I have a housing activism meetup I have to get to, but real quick let me just say that these kinds of problems are not an abstraction to me in my day job, that I read this piece before I worked where I do and it bounced off me, but then I read it last year and was like "are you me but just smarter?", like my pupils probably dilated theatrically when I read it like I was a character in Requiem for a Dream, and I think most of the points he's making are much subtler and deeper than they seem at a casual read.
You might have to bring personal trauma to this piece to get the full effect.
Oh, it's fine. At your leisure. I didn't mean to go against the assertions themselves, but more just kind of speak to their "unargued" quality and often sketchy presentation. Even that Simon piece has a lot of this in there, where it's sort of "by defenition of 'complexity'/by unelaborated observation".
In engineered systems, there is just a disconnect between on our own/small scale KISS and what happens in large organizations, and then what happens over time. This is the real root cause/why, but I'm not sure it's fixable.

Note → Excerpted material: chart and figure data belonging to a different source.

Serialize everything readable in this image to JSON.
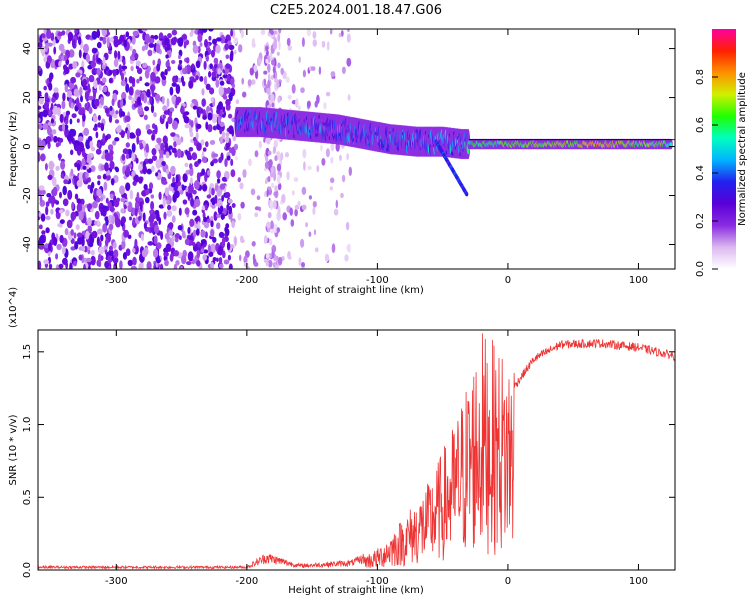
{
  "title": "C2E5.2024.001.18.47.G06",
  "chart_data": [
    {
      "type": "heatmap",
      "xlabel": "Height of straight line (km)",
      "ylabel": "Frequency (Hz)",
      "xlim": [
        -360,
        128
      ],
      "ylim": [
        -50,
        48
      ],
      "x_ticks": [
        -300,
        -200,
        -100,
        0,
        100
      ],
      "y_ticks": [
        -40,
        -20,
        0,
        20,
        40
      ],
      "colorbar": {
        "label": "Normalized spectral amplitude",
        "range": [
          0,
          1
        ],
        "ticks": [
          "0.0",
          "0.2",
          "0.4",
          "0.6",
          "0.8"
        ],
        "colors": [
          "#ffffff",
          "#dcb8f0",
          "#8a2be2",
          "#5a00d8",
          "#2222ee",
          "#00b4ff",
          "#00ffc0",
          "#20ff00",
          "#d0f000",
          "#ff9000",
          "#ff2000",
          "#ff00a0"
        ]
      },
      "noise_region_km": [
        -360,
        -210
      ],
      "sparse_region_km": [
        -210,
        -120
      ],
      "signal_track": [
        {
          "x": -208,
          "f": 10,
          "amp": 0.4
        },
        {
          "x": -190,
          "f": 10,
          "amp": 0.45
        },
        {
          "x": -170,
          "f": 9,
          "amp": 0.45
        },
        {
          "x": -150,
          "f": 8,
          "amp": 0.45
        },
        {
          "x": -130,
          "f": 7,
          "amp": 0.45
        },
        {
          "x": -110,
          "f": 5,
          "amp": 0.45
        },
        {
          "x": -90,
          "f": 3,
          "amp": 0.45
        },
        {
          "x": -70,
          "f": 2,
          "amp": 0.45
        },
        {
          "x": -50,
          "f": 2,
          "amp": 0.5
        },
        {
          "x": -35,
          "f": 1,
          "amp": 0.5
        },
        {
          "x": -25,
          "f": 1,
          "amp": 0.6
        },
        {
          "x": 0,
          "f": 1,
          "amp": 0.65
        },
        {
          "x": 40,
          "f": 1,
          "amp": 0.75
        },
        {
          "x": 75,
          "f": 1,
          "amp": 0.8
        },
        {
          "x": 100,
          "f": 1,
          "amp": 0.7
        },
        {
          "x": 125,
          "f": 1,
          "amp": 0.65
        }
      ]
    },
    {
      "type": "line",
      "xlabel": "Height of straight line (km)",
      "ylabel": "SNR (10 * v/v)",
      "scale_label": "(x10^4)",
      "xlim": [
        -360,
        128
      ],
      "ylim": [
        0,
        1.65
      ],
      "x_ticks": [
        -300,
        -200,
        -100,
        0,
        100
      ],
      "y_ticks": [
        0.0,
        0.5,
        1.0,
        1.5
      ],
      "y_tick_labels": [
        "0.0",
        "0.5",
        "1.0",
        "1.5"
      ],
      "color": "#ee3333",
      "envelope": [
        {
          "x": -360,
          "y": 0.02
        },
        {
          "x": -300,
          "y": 0.02
        },
        {
          "x": -200,
          "y": 0.02
        },
        {
          "x": -185,
          "y": 0.09
        },
        {
          "x": -160,
          "y": 0.03
        },
        {
          "x": -120,
          "y": 0.05
        },
        {
          "x": -100,
          "y": 0.12
        },
        {
          "x": -80,
          "y": 0.3
        },
        {
          "x": -60,
          "y": 0.5
        },
        {
          "x": -40,
          "y": 0.85
        },
        {
          "x": -20,
          "y": 1.35
        },
        {
          "x": 0,
          "y": 1.2
        },
        {
          "x": 20,
          "y": 1.45
        },
        {
          "x": 40,
          "y": 1.55
        },
        {
          "x": 70,
          "y": 1.56
        },
        {
          "x": 100,
          "y": 1.53
        },
        {
          "x": 128,
          "y": 1.47
        }
      ]
    }
  ]
}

Maybe partly addressable, tho'.
One thing that might give you a moment of worry is both in that Simon and far, far more broadly all over academia both long before and ever since, biological systems like our bodies are an archetypal example of "complex". Besides medical failures, life mostly has this one main trick -- make many copies and if they don't all fail before they, too, can copy then a stable-ish pattern emerges.
Stable populations + "litter size/replication factor" largely imply average failure rates. For most species it is horrific. On the David Attenborough specials they'll play the sad music and tell you X% of these offspring never make it to mating age. The alternative is not the https://en.wikipedia.org/wiki/Gray_goo apocalypse, but the "whatever-that-species-is-biopocalypse". Sorry - it's late and my joke circuits are maybe fritzing. So, both big 'L' and little 'l' life, too, "is on the edge", just structurally.
https://en.wikipedia.org/wiki/Self-organized_criticality (with sand piles and whatnot) used to be a kind of statistical physics hope for a theory of everything of these kinds of phenomena, but it just doesn't get deployed. Things will seem "shallowly critical" but not so upon deeper inspection. So, maybe it's not not a useful enough approximation.
Anyway, good luck with your housing meetup!